Aqui o cinema afirma o poder da ficção para re-escrever a história e imaginar uma fantasia-alternativa, mais optimista em relação à realidade.
O próprio filme dentro do filme atravessa estas conturbações interiores, em particular com a aproximação da filmagem das cenas finais, que confinam o filme histórico a um rumo desolador. Porém, onde Giovanni/Moretti é mais incisivo, e por isso mais mordaz e humoroso, é quando visita a rodagem do filme que a mulher está a produzir, de um jovem realizador italiano, uma variação a partir dos filmes americanos violentos de crime e vingança. Moretti desconfia desde logo desse filme, e numa sequência memorável (um dos momentos altos da filmografia de Moretti, diria), sequestra a produção desse filme, impedindo a filmagem de uma sequência em que uma das personagens é executada, recorrendo a críticos de arte, historiadores e a um arquitecto para falar sobre a geometria da violência, tentando apelar ao bom senso (estético) do jovem realizador. É Moretti a anunciar-se contra o facilitismo e a falta de imaginação, a agir como um activista da estética e ética para resgatar o cinema – algo que não é novo em Moretti mas cuja insistência aqui é notável. É uma ideia que é ainda mais reforçada quando este se reúne com produtores da Netflix, num momento que tem tanto de cómico como de exasperação perante esta nova realidade.

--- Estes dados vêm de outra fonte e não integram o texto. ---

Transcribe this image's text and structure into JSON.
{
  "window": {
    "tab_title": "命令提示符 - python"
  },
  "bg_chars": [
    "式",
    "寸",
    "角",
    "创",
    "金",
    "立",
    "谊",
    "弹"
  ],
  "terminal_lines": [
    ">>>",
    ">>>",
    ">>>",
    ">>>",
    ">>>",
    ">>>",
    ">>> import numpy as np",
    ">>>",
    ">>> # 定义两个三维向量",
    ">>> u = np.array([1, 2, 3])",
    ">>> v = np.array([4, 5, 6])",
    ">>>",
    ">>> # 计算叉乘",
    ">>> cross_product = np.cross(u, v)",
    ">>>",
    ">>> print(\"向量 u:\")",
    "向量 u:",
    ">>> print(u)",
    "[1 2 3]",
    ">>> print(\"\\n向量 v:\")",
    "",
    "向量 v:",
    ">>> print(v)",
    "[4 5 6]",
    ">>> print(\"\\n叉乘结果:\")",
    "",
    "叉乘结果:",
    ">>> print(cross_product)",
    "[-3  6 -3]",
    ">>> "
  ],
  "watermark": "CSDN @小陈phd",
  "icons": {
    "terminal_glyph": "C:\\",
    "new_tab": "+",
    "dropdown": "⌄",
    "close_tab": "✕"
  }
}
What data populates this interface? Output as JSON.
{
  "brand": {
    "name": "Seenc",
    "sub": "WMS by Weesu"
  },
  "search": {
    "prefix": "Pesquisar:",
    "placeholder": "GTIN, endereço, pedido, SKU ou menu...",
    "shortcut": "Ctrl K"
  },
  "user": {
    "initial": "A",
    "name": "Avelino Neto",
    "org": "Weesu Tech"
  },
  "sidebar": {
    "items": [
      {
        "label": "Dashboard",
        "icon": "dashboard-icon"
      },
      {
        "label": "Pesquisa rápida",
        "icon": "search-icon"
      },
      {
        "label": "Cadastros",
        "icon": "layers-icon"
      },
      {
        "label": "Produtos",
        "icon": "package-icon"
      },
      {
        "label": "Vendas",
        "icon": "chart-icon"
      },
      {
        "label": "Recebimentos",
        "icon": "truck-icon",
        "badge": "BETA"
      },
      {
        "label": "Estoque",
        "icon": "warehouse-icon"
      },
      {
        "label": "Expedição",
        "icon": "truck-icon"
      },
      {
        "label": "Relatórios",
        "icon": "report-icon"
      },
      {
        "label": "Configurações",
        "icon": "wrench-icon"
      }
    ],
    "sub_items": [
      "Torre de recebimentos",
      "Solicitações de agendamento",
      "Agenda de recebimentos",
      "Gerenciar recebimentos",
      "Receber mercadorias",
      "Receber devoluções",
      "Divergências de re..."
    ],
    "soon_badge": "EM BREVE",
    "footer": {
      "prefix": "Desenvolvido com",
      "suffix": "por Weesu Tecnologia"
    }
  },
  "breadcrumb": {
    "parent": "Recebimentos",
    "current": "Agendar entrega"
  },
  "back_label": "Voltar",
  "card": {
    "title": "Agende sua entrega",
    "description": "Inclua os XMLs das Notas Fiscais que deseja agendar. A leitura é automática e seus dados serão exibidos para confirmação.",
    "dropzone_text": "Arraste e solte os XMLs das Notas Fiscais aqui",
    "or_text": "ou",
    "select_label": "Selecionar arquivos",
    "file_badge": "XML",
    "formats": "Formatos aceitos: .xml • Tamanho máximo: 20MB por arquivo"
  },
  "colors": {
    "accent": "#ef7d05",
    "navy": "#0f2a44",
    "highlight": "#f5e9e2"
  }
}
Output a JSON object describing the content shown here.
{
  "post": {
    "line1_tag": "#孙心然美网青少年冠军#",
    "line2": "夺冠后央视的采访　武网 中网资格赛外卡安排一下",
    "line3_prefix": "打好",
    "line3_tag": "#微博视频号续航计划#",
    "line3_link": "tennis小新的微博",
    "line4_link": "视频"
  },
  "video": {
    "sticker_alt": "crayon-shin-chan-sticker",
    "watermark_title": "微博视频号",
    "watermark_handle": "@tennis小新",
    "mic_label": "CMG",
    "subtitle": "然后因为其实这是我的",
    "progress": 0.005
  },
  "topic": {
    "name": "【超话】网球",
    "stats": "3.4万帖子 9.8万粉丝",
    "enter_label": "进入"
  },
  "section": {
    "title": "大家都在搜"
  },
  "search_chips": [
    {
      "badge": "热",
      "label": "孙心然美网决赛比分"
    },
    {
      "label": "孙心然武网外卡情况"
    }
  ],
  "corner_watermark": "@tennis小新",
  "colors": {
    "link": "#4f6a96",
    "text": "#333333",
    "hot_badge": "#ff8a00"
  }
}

É perto do final, com o aproximar da decisão em relação ao seu filme dentro do filme, mas particularmente com um abalo na vida pessoal do protagonista, que o filme parece crescer, quer a nível emocional, quer a nível de complexidade, justificando as dúvidas e as auto-referências anteriores. O realizador recorda dois momentos do seu início de relação com a mulher: o primeiro, claro, um encontro no cinema (em que em vez de beijar o seu par, fala sobre a alienação burguesa dos filmes de Fellini); um segundo, em que numa discussão na rua a rapariga repete as deixas ditadas por Moretti. São estes vislumbres-recordações que parecem despertar o sentido do filme: tal como temos visto recentemente com Tarantino [Once Upon a Time in… Hollywood (Era Uma Vez em… Hollywood, 2019)] e Ryûsuke Hamaguchi [Gûzen to sôzô (Roda da Fortuna e da Fantasia, 2021], aqui o cinema afirma o poder da ficção para re-escrever a história e imaginar uma fantasia-alternativa, mais optimista em relação à realidade. Se nos filmes anteriores de Moretti, o cinema funcionava principalmente como mecanismo para dar lugar às suas tiradas neuróticas ou humorosas, aqui parece descobrir uma nova função: de através da recordação, e da imaginação de uma outra possibilidade, permitir a Moretti encontrar uma forma de optimismo amargo (porque vem de uma ideia de necessidade de ilusão), possível e necessário, num gesto que tem tanto de vulnerável como de comovente.